Keisha has been a counselor since 2016.

“Children and teenagers who don’t get needed help become adults who need help,” she said. “If I can help them when they’re young, that will bypass the problems as adults. As adults we have the tendency to forget what it was like when we were younger. We tend to brush off adolescents and their problems and say, ‘It’s nothing important, you’ll be fine.’ But to an adolescent, it is important and it’s not fine. I kind of feel like sometimes they don’t have a voice, they don’t have an outlet. So that was my purpose, because I remember what it was like to be in high school. Issues were serious!”

Keisha has been impressed with the culture at Next Step, stating: “People at Next Step actually care,” she said. “A lot of times with major organizations it becomes cold and routine, ‘let’s get them in, let’s get them out.’ At Next Step they seem to care not only about the clients, but about each other. ‘How are you doing with that? Does anyone have ideas about that?’ are among the common supportive questions asked among the staff members.”

Like many counselors, Keisha gets frustrated by the way counseling is sometimes viewed by society.

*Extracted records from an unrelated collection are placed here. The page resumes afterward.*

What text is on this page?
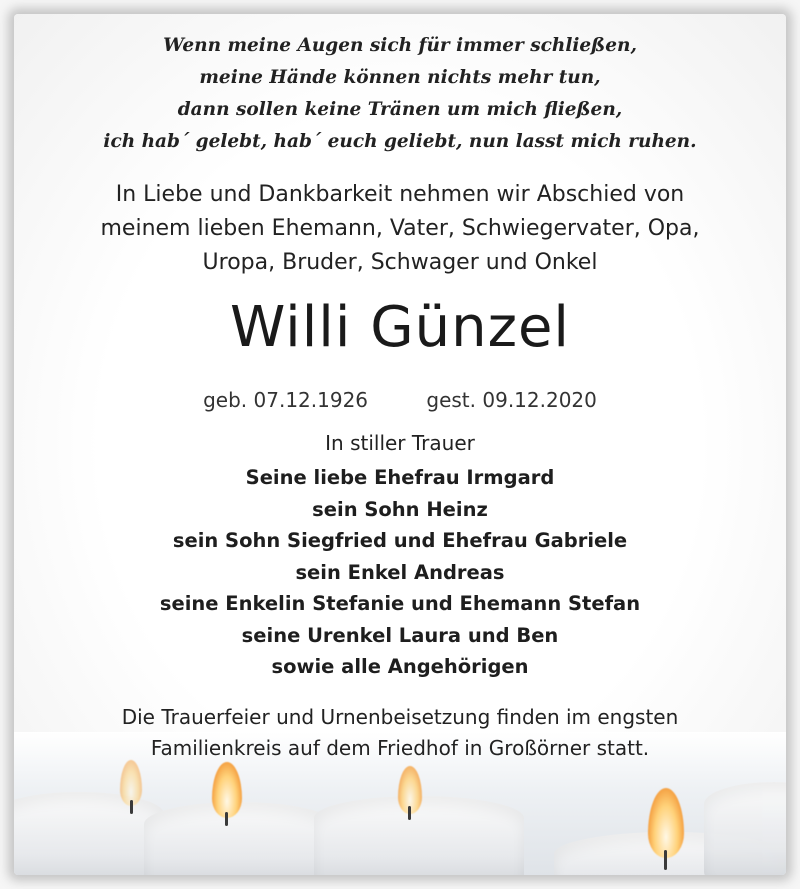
Wenn meine Augen sich für immer schließen,
meine Hände können nichts mehr tun,
dann sollen keine Tränen um mich fließen,
ich hab´ gelebt, hab´ euch geliebt, nun lasst mich ruhen.
In Liebe und Dankbarkeit nehmen wir Abschied von
meinem lieben Ehemann, Vater, Schwiegervater, Opa,
Uropa, Bruder, Schwager und Onkel
Willi Günzel
geb. 07.12.1926	gest. 09.12.2020
In stiller Trauer
Seine liebe Ehefrau Irmgard
sein Sohn Heinz
sein Sohn Siegfried und Ehefrau Gabriele
sein Enkel Andreas
seine Enkelin Stefanie und Ehemann Stefan
seine Urenkel Laura und Ben
sowie alle Angehörigen
Die Trauerfeier und Urnenbeisetzung finden im engsten
Familienkreis auf dem Friedhof in Großörner statt.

“There is such a stigma with mental health, just that phrase ‘mental health’ makes people think ‘Oh, they’re insane.’ People who see a counselor aren’t beyond hope. They just have issues they need help getting through. Mental health issues don’t equate to insanity. It doesn’t mean someone is damaged, or someone to be afraid of.”

Especially during such a stressful time that the country is going through in 2020, Keisha hopes mental health becomes more of a priority.

“I hope people who are struggling with everyday life take time to take care of themselves,” she said. “A lot of times we are more lenient with others than we are with ourselves. We must practice being as kind and merciful to ourselves as we are to others.”